Managerial Implications
Hotel Managers should delicately evaluate customer-friendly service automation practices based on AI and evaluate to what extent these can contribute to VC. User-friendly automation practices have the potential not only to reduce human interference but also cost reduction and better GX. Service automation parameters which can only create real value addition should be encouraged for deployment in hotels. The reviews or word of mouth (WOM) is bound to spread beyond boundaries and chances of repeat guests may be frequented. Managers must evaluate the additions or modifications of each automation practice which indirectly enhances the GX by collecting reviews before being employed and at the earliest possible. Techno-savvy or smart hotel staffs and managers will be required for the industry. Schools and institutions will have to implement such curricula in teaching the essence of each implementation of technology or service advantage to the traditional curricula and activities required to manage modern hotel and hospitalities industries.
CONCLUSION
The improvement in the standard of living, rise in socio-cultural engagements, and offers of relaxation tours for working classes etc. are market boosters expected to grow in the hotel business. The experiences of guests in a hotel are intangible characteristics which are more challenging than product marketing. To understand the value of addressing the crisis period and beyond, concepts are required to conceptualize the nature of the pandemic and its guidelines. Service innovations adhering to the guidelines of the pandemic are required in creating a sustainable hotel industry. Service Automation with the application of the latest technologies including AI will only add to VC. The Value so created can influence GX.
Limitations of the study
The study has its own limitations. The results need further clarification in other regions of India and if possible, abroad. The results should be tested on different segments of hotels or particular type of hotel segment could have been considered. There are inherent limitations with the period of data collection, the number of samples, time constraints of respondents etc.

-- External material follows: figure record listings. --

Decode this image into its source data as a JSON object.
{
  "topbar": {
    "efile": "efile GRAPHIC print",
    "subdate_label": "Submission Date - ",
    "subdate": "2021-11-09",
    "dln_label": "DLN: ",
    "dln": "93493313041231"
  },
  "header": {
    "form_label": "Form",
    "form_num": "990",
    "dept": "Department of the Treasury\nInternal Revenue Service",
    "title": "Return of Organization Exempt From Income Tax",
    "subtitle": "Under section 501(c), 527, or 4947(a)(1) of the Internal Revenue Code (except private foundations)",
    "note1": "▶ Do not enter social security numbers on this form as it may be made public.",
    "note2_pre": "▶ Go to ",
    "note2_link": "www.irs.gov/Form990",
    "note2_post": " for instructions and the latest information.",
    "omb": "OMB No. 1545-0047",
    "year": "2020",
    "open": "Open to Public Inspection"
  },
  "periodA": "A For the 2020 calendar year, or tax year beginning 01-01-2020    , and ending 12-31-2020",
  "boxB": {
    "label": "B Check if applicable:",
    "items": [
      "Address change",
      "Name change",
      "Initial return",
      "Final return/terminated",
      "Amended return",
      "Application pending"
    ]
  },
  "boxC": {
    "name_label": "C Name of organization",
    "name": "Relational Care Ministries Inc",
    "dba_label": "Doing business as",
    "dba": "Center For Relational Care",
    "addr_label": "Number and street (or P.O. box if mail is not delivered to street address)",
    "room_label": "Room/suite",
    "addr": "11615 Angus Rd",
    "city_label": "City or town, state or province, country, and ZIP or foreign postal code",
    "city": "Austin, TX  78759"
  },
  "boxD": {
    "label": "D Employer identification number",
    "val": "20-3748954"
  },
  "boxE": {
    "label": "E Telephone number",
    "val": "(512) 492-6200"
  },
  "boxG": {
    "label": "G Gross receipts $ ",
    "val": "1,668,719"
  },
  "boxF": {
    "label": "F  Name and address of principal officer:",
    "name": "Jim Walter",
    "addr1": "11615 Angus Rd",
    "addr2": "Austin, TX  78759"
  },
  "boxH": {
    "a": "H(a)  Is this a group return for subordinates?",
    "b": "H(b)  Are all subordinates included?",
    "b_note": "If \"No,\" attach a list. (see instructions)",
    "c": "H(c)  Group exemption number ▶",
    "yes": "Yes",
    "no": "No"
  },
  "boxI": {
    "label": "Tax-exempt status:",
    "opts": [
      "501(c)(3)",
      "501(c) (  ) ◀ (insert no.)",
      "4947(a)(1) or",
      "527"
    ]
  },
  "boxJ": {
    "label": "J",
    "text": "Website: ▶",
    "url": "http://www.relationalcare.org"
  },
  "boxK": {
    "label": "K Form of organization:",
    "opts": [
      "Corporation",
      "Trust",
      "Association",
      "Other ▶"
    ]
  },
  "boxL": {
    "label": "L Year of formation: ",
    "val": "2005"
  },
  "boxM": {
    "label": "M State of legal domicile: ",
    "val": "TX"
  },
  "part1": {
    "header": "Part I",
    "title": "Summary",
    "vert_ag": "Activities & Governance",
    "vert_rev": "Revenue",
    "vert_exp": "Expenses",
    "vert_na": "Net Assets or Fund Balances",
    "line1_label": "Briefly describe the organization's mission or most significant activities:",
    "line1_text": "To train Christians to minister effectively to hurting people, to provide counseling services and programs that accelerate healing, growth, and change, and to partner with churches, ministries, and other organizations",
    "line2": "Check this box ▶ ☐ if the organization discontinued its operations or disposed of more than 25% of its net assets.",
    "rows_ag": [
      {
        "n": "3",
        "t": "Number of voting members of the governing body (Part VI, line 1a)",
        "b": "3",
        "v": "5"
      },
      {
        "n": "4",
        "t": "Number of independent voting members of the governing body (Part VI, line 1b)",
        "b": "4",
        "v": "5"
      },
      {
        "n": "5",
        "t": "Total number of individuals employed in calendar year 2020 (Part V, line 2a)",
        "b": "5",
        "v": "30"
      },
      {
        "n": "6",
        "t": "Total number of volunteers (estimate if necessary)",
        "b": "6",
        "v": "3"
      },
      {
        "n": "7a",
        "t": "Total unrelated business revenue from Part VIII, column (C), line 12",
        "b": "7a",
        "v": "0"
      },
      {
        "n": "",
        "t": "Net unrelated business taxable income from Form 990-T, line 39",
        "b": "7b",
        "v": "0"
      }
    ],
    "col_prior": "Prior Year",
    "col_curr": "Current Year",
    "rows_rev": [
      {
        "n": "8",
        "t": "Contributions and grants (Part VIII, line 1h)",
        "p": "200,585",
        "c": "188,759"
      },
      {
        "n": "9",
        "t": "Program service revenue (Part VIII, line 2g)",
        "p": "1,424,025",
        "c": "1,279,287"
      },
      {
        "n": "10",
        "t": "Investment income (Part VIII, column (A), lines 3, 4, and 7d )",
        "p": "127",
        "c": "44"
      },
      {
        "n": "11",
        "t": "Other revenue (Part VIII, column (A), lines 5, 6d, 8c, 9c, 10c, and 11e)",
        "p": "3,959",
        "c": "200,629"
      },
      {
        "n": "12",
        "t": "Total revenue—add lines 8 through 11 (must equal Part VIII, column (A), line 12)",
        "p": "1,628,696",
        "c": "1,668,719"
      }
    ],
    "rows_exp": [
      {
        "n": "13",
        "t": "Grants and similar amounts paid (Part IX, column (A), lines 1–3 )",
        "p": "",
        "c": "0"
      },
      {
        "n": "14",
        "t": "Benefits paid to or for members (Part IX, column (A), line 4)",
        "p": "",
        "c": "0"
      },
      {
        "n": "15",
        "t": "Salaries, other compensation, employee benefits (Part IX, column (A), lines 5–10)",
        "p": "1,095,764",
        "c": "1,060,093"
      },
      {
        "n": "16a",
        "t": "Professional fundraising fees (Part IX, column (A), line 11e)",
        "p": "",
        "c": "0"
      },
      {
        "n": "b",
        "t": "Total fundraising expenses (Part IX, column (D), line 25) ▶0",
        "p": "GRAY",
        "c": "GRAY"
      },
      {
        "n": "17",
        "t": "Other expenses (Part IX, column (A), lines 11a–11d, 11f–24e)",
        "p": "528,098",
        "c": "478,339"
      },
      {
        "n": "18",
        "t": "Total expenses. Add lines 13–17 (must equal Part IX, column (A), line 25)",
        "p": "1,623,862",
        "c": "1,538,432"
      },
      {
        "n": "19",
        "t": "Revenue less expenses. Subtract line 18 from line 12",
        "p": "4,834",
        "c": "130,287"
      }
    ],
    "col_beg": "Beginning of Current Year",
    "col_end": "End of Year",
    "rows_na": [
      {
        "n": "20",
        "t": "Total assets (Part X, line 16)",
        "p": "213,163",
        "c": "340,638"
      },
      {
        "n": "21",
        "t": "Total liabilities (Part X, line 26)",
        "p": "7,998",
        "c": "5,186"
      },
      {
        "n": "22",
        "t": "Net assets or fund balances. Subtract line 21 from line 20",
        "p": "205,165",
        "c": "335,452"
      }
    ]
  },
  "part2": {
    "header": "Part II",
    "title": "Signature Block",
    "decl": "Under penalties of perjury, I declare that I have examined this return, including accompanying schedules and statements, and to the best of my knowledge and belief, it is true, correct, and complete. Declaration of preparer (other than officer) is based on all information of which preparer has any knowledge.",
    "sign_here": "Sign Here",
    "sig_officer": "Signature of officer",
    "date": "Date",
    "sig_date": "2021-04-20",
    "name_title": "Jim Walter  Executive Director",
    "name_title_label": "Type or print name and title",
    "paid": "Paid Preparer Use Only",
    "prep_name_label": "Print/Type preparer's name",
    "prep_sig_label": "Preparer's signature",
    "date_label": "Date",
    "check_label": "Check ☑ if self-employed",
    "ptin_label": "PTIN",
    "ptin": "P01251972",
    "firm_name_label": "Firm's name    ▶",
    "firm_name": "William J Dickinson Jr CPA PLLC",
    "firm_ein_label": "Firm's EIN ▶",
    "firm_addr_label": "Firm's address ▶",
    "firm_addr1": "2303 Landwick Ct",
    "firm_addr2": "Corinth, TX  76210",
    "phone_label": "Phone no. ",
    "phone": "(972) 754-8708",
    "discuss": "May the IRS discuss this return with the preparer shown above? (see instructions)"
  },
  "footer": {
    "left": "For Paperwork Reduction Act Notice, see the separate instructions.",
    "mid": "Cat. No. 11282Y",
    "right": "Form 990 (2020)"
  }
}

Limitations related to geography, technique and timing are omnipresent. The findings are specific to hotels of Eastern part of India, only covering few hotels. The results may be more or less different but the trend of outcome is expected to remain same.
Opportunities for future research
Similar studies can be considered in a particular segment of hotels, and other hospitality industries. Studies can be taken up on the operational excellence of service industries with the implementation of various interface technologies. Studies based on different theories such as critical theory, cognitive state theory, assemblage theory etc can be taken up to address the issues of the hotel industry during the pandemic period and beyond. Studies can also be taken up on service research such as value co- creation, and service ecosystems to help sustainability issues of the hotel industry. Sustainability of this industry is now, mostly technology based. Analysis of impact of each technical advancement/ implementation can be done to assess the suitability of each implementation.